## Graph Learning Experiment

Since we are running on a local machine, I can't exactly query the 1.5+ million triples in full-c-graph.db... Using a subset of cypher queries from the kd-graph-updater (or potentially new imports?) We will try to learn something about this knowledge set.

It is worth noting, since we are using a significantly smaller dataset, neural networks will be ineffective.

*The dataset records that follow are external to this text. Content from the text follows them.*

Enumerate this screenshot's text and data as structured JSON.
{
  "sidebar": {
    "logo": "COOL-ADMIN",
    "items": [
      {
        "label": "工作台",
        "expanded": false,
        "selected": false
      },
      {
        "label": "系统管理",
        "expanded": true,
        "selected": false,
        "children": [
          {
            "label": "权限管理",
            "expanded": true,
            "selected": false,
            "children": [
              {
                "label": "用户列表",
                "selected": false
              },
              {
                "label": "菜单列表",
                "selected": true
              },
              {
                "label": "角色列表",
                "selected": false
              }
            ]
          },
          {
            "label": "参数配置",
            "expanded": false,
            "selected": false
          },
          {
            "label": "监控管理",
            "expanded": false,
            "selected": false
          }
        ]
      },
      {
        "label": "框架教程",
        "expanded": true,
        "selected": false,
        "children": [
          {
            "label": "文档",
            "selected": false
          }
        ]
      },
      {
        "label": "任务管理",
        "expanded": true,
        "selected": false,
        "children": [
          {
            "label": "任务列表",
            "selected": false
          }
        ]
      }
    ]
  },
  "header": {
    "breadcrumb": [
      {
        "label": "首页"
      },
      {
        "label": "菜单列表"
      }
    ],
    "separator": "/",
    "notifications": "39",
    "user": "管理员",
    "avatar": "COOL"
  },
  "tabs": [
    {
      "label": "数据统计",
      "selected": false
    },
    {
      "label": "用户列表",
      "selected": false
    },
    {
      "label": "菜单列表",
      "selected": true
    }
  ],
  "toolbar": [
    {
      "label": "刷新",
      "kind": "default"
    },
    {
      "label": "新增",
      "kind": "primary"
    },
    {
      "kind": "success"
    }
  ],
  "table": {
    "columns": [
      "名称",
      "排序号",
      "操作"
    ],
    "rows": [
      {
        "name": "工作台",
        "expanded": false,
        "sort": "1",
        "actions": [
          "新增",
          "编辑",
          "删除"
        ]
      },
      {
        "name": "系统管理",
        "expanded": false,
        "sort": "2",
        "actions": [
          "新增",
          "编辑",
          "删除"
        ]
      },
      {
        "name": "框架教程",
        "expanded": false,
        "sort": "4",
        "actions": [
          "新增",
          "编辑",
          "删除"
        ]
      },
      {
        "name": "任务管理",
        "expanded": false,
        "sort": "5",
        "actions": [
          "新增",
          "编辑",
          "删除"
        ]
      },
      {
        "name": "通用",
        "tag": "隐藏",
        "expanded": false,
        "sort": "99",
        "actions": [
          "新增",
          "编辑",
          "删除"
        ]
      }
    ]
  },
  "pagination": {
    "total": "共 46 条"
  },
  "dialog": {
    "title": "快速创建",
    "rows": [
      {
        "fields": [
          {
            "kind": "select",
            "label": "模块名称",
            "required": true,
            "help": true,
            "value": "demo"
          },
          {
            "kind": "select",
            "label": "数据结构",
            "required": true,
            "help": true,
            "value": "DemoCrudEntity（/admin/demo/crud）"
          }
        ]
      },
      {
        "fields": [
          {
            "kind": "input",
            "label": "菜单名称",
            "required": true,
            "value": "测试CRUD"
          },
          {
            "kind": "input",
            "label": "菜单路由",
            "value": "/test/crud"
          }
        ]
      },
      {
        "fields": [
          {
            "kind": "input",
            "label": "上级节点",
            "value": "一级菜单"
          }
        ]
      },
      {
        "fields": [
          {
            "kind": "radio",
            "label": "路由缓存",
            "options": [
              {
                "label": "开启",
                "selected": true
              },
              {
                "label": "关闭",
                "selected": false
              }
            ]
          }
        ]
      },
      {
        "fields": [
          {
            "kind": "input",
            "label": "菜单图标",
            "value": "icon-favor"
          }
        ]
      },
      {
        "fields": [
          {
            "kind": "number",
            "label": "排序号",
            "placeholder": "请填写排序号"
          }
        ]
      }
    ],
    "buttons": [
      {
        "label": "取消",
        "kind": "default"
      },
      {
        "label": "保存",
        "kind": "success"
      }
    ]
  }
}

We will try traditional ML techniques, random walks, and other methods supplied in the Neo4J graph data science library

In [1]:
from py2neo import Graph

Neo4J graph connector, we are supplying network link url, and credentials (none for now)

In [3]:
uri = 'http://neo4j:7474/'
graph = Graph(uri)
graph = Graph(uri, user='', password='')

Let's define a wrapper for our graph object so we can create and tear down nodes/relationships when necessary

In [4]:
class CGraphWrapper(object):
    
    def __init__(self, graph: Graph):
        self._graph = graph
        self._exports = ['export.auth-citations',
                'export.authors-of-article',
                'export.authors-of-work',
                'export.co-authors',
                'export.journal-articles',
                'export.organizations']
    
    @property
    def graph(self):
        return self._graph
    
    def load_schemas(self):
        tx = self._graph.begin()
        for export in self._exports:
            tx.run('CALL apoc.cypher.runSchemaFile("/var/lib/neo4j/import/schema/%s.schema.cypher")' % export)
        tx.commit()
    
    def load_data(self):
        tx = self._graph.begin()
        for export in self._exports:
            tx.run('''
                    CALL apoc.cypher.runFiles(["/var/lib/neo4j/import/load/%s.nodes.cypher",
                   "/var/lib/neo4j/import/load/%s.relationships.cypher"])
                   '''
                    % (export, export))
        tx.commit()
    
    def clear_data(self):
        self._graph.graph.delete_all()

Instance of our graph wrapper:

In [5]:
c_graph_sample = CGraphWrapper(graph=graph)

Load some data from the `imports/` cypher queries

In [6]:
c_graph_sample.load_schemas()

In [7]:
c_graph_sample.load_data()

### Problem 1: Finding works that are yet to be cited

First, let's find the Weakly Connected Components in the graph

In [8]:
c_graph_sample.graph

Graph('http://neo4j@neo4j:7474', name='neo4j')